Key Generational Findings:
- Millennial money in motion: An alarming 48% of emerging affluent Millennials indicate they will definitely or probably leave their current provider in the next 12 months versus only 8% of other investors. While emerging affluent Millennials still represent just 8% of the overall available investable asset pool, they represent 55% of assets held by investors who are currently at risk of leaving their current investment firm.
- Evolving investor needs: Today, just 54% of full service investors have a documented financial plan and while those plans generally address retirement planning, these investors are much less likely to feel they are addressing other financial goals that are a higher priority for Millennials (e.g., major purchase or education planning) or for Boomers who are leaving the work force (e.g., capital preservation or estate planning).

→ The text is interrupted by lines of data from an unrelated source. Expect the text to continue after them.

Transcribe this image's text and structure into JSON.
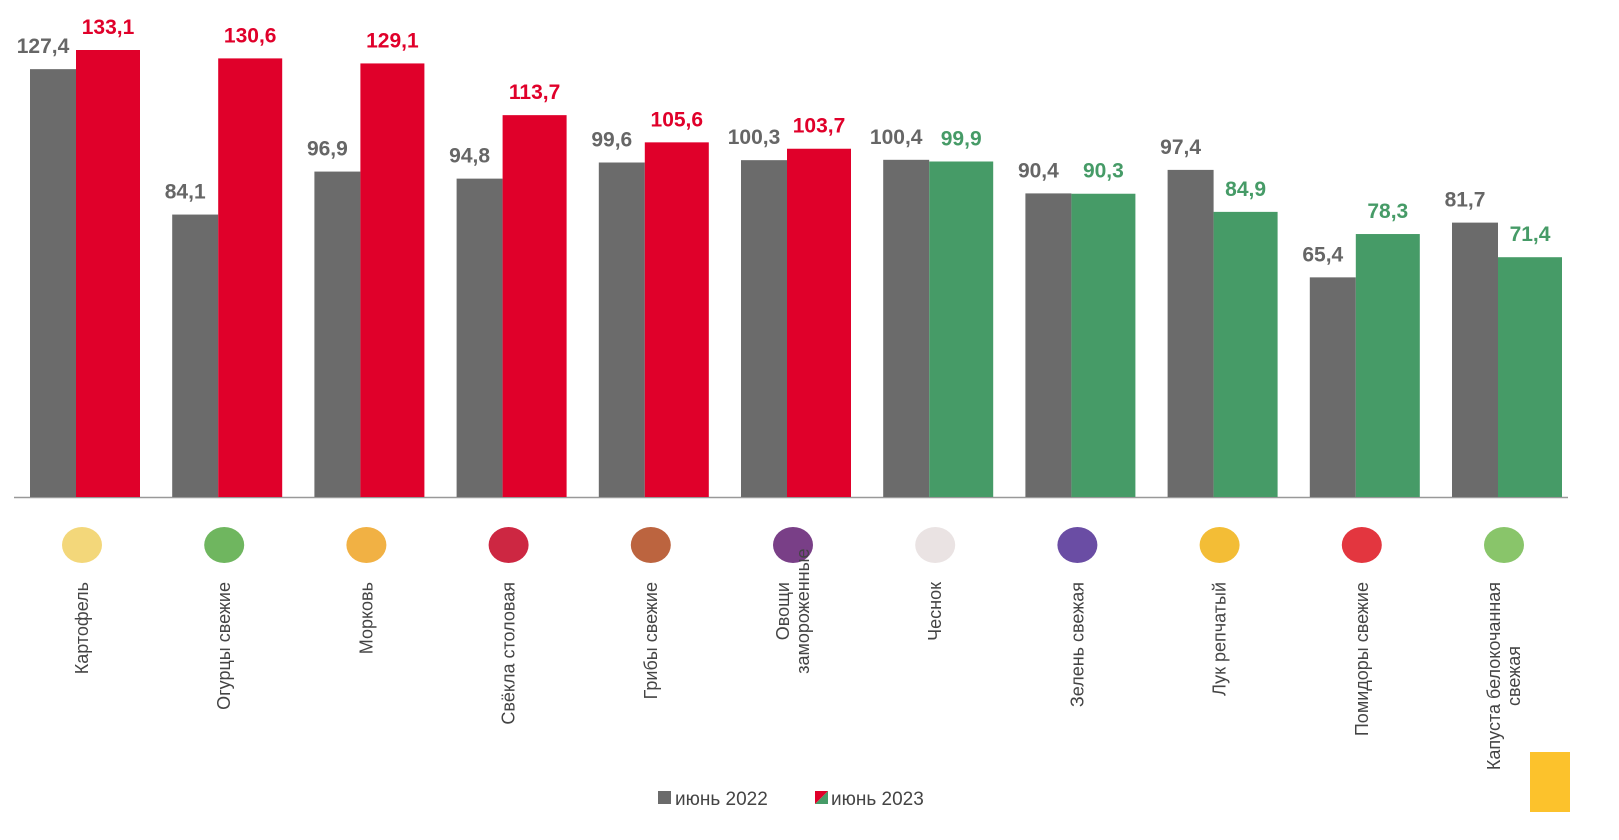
{
  "chart_data": {
    "type": "bar",
    "categories": [
      "Картофель",
      "Огурцы свежие",
      "Морковь",
      "Свёкла столовая",
      "Грибы свежие",
      "Овощи\nзамороженные",
      "Чеснок",
      "Зелень свежая",
      "Лук репчатый",
      "Помидоры свежие",
      "Капуста белокочанная\nсвежая"
    ],
    "series": [
      {
        "name": "июнь 2022",
        "color": "#6b6b6b",
        "values": [
          127.4,
          84.1,
          96.9,
          94.8,
          99.6,
          100.3,
          100.4,
          90.4,
          97.4,
          65.4,
          81.7
        ],
        "value_labels": [
          "127,4",
          "84,1",
          "96,9",
          "94,8",
          "99,6",
          "100,3",
          "100,4",
          "90,4",
          "97,4",
          "65,4",
          "81,7"
        ]
      },
      {
        "name": "июнь 2023",
        "colors": [
          "#e0002a",
          "#e0002a",
          "#e0002a",
          "#e0002a",
          "#e0002a",
          "#e0002a",
          "#469b67",
          "#469b67",
          "#469b67",
          "#469b67",
          "#469b67"
        ],
        "values": [
          133.1,
          130.6,
          129.1,
          113.7,
          105.6,
          103.7,
          99.9,
          90.3,
          84.9,
          78.3,
          71.4
        ],
        "value_labels": [
          "133,1",
          "130,6",
          "129,1",
          "113,7",
          "105,6",
          "103,7",
          "99,9",
          "90,3",
          "84,9",
          "78,3",
          "71,4"
        ]
      }
    ],
    "ylim": [
      0,
      148
    ],
    "grid": false
  }
}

- Brave new world of referrals: The firms that are able to create loyalty among Millennial clients today can expect significant ongoing rewards. Among those clients identified as highly likely to recommend, Millennials made more positive recommendations during the past 12 months (an average of 8.1 per client) than did Boomers (3.3 per client) and Gen X (3.7 per client) combined. But advisors and firms need to actively cultivate this referral source: Millennials indicated they would be more likely to provide referrals if their advisor asked (40%) or they were incentivized to do so (39%).
- Risk of channel defection: One-fourth (25%) of full-service Millennial investors have either tried, or are actively using, a robo-advisor platform and 28% of them rate their satisfaction with this platform higher than for their full-service firm. Also, more than one-third (34%) have a secondary self-directed account, suggesting a flexibility and openness to a variety of service models not exhibited by investors in other generational groups.